Another week of the invasion of Ukraine by Russia brought more market turmoil. While the S&P500 didn’t move all that much, finishing 0.26% below where it opened on Monday, a lot happened under the surface. Vladimir Putin started the week by putting his nuclear weapons command on high alert, news that further set the market on edge and led to stock selling around the globe. Selling continued into Tuesday as oil prices continued to rise on increasing sanctions against Russia. After two negative volatile days, stocks bounced back on Wednesday when Fed chair Jay Powell stated that a 0.25% interest rate hike would be appropriate at the next Fed meeting in March. This removed a tremendous amount of uncertainty and showed a clear backing off from the 0.5% that markets had been pricing in only a week before. Stocks bounced back a brisk 1.8% on the news (S&P500). Optimism continued into Thursday’s session more countries aligned in supporting sanctions against Russia and also because it appeared that Ukraine was having some success in slowing Russian incursions.

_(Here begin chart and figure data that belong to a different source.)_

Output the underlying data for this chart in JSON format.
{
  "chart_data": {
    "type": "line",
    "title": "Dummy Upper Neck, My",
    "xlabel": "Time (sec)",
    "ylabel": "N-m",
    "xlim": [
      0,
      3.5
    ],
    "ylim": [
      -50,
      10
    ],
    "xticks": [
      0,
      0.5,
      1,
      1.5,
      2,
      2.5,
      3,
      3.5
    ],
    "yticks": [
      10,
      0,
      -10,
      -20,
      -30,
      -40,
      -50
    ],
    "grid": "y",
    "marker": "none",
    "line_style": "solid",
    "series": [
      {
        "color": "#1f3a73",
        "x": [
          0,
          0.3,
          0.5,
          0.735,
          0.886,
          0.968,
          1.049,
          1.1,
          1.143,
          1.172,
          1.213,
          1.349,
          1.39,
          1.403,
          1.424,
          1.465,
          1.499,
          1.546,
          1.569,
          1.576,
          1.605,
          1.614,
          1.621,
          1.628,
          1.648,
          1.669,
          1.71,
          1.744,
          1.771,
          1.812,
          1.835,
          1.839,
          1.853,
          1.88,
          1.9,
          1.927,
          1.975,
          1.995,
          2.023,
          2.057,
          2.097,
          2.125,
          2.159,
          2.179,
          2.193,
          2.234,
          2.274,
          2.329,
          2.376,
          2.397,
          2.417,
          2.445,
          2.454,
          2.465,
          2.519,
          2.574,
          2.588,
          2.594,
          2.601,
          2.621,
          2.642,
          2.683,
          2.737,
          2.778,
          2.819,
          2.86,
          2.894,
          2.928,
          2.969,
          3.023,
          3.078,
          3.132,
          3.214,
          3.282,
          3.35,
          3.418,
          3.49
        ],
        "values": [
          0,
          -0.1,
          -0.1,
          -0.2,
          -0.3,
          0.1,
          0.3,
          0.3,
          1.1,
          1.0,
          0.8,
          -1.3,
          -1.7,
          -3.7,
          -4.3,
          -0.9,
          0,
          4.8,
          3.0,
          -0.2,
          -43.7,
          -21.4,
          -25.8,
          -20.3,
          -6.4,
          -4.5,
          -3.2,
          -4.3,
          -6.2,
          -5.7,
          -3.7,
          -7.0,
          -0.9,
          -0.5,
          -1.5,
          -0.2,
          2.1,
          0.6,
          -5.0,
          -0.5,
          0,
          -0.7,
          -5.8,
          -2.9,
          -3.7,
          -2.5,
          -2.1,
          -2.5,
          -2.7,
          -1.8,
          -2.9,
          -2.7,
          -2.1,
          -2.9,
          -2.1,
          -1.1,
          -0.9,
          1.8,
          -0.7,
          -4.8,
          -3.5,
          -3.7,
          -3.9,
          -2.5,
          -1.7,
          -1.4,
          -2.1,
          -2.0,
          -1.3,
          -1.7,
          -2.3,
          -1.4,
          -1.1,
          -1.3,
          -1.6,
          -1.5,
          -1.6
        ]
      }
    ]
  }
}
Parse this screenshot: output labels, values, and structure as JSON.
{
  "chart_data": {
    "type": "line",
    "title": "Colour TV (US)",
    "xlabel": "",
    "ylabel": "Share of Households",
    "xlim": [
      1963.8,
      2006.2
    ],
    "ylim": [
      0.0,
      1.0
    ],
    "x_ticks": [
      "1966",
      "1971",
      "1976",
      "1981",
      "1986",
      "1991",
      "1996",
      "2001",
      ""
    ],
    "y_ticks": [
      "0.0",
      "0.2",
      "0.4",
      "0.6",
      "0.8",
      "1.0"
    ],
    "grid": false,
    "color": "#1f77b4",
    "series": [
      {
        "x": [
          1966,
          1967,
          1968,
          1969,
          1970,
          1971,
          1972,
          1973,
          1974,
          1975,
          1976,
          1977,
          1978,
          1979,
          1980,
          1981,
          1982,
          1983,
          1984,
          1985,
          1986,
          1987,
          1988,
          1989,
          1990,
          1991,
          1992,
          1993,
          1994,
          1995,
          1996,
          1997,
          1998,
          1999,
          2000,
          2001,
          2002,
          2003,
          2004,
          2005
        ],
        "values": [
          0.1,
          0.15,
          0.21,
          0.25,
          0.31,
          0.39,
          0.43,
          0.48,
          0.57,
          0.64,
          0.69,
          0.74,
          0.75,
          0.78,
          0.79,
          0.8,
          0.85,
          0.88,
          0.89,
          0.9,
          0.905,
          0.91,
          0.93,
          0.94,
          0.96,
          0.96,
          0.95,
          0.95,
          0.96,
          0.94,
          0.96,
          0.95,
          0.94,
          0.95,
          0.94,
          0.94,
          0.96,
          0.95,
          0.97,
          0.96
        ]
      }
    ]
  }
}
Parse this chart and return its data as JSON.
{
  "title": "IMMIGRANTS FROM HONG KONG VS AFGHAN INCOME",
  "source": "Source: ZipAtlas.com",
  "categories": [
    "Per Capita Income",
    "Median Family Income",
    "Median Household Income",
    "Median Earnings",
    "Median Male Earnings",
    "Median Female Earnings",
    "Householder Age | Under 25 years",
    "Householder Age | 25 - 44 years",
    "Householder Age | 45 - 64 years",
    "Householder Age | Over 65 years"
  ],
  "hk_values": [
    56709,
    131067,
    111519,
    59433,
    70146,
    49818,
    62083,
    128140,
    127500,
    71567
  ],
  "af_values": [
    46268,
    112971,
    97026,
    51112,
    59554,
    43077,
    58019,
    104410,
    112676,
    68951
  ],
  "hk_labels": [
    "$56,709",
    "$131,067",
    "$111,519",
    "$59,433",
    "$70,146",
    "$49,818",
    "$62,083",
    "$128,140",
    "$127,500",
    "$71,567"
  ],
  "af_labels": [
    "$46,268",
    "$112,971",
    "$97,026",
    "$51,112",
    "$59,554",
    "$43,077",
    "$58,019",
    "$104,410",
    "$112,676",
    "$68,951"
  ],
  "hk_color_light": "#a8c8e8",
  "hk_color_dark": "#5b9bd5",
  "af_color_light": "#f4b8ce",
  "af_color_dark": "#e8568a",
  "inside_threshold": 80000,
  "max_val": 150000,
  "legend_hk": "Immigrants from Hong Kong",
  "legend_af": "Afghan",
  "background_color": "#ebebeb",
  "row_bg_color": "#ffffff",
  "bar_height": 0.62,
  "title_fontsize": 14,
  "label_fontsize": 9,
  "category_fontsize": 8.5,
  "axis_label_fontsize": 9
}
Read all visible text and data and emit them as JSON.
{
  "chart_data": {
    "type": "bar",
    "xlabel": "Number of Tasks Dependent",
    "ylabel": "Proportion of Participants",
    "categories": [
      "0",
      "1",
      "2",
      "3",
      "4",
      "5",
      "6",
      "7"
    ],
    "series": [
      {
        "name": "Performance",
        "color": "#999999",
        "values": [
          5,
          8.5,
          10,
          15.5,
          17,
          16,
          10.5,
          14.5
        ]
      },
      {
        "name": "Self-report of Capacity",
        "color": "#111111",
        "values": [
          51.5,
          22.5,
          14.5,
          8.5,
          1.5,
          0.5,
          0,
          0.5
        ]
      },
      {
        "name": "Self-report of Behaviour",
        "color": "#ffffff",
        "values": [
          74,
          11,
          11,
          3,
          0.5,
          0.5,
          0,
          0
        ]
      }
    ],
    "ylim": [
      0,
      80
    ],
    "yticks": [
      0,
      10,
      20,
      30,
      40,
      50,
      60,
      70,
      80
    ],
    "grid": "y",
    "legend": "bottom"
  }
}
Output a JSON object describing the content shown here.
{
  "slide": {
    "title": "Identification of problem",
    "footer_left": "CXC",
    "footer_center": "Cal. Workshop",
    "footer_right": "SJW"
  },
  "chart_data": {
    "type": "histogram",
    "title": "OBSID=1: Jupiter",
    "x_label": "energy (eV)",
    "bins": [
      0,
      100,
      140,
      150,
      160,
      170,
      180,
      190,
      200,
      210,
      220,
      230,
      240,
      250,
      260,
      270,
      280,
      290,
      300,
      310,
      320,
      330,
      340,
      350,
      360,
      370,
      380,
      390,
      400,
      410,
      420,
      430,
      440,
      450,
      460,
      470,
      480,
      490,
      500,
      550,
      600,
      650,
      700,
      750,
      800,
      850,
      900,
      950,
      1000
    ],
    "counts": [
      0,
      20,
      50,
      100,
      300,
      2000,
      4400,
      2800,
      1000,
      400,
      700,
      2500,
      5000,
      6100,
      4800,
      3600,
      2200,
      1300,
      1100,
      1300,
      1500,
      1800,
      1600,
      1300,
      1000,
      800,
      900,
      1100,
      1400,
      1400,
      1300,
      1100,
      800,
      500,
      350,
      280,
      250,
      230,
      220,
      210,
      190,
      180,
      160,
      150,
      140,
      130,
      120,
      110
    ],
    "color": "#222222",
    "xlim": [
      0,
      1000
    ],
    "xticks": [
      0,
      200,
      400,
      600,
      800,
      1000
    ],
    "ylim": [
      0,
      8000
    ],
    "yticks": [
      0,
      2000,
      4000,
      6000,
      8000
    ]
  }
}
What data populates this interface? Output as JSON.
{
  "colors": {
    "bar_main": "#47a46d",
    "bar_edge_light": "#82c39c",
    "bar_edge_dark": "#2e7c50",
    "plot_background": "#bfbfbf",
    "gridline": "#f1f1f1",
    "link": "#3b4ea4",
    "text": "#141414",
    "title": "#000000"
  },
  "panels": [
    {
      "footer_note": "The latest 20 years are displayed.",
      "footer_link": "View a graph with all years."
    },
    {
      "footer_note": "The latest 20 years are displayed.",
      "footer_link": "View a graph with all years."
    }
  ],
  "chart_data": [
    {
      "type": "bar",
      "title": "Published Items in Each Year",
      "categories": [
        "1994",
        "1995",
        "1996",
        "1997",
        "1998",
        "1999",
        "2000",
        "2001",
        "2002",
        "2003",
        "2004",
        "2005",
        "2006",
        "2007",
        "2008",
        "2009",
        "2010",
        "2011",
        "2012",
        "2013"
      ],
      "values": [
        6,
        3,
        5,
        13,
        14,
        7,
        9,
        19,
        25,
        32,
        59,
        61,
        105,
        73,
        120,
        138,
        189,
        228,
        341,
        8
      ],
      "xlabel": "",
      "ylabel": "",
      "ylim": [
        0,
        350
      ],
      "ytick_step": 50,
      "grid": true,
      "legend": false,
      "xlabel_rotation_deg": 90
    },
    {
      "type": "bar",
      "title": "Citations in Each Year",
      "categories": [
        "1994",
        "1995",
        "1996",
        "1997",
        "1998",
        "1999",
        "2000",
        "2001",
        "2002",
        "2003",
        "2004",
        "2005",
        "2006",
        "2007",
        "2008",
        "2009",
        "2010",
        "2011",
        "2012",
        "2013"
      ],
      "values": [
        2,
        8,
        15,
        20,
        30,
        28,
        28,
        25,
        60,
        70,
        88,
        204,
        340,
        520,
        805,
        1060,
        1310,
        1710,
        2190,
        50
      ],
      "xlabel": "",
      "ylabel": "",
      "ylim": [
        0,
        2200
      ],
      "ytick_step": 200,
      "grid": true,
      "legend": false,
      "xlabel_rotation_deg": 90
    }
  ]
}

Late Thursday news that Russian shelling had started a fire at a Ukrainian power plant sent stock futures lower overnight. Selling continued into Friday’s US trading as the S&P500 closed 0.8% lower on Friday which didn’t seem so bad after watching European stocks get shellacked with losses ranging from -3.6% for Belgium to -6.6% for Italy. Of note, several US retailer stocks had phenomenal weekly advances on strong earnings and outlooks: Nordstrom +16%, Kroger +26.9%, Target +12.4% and even Walmart +4.7% on in sympathy. At the end of Friday, the Whitehouse stated that they were considering a complete ban on Russian oil imports which appears to have bipartisan support.
For the week the S&P500 (SPY) fell -1.29%, the NASDAQ 100 (QQQ) fell -2.45% and the Russell 2000 (IWM) closed down -1.90% The standout sector for the week was integrated oil & gas (ticker XLE) which closed the week up a remarkable 9.20% even after some major firms wrote down the value of their Russian assets and exited Russian joint ventures.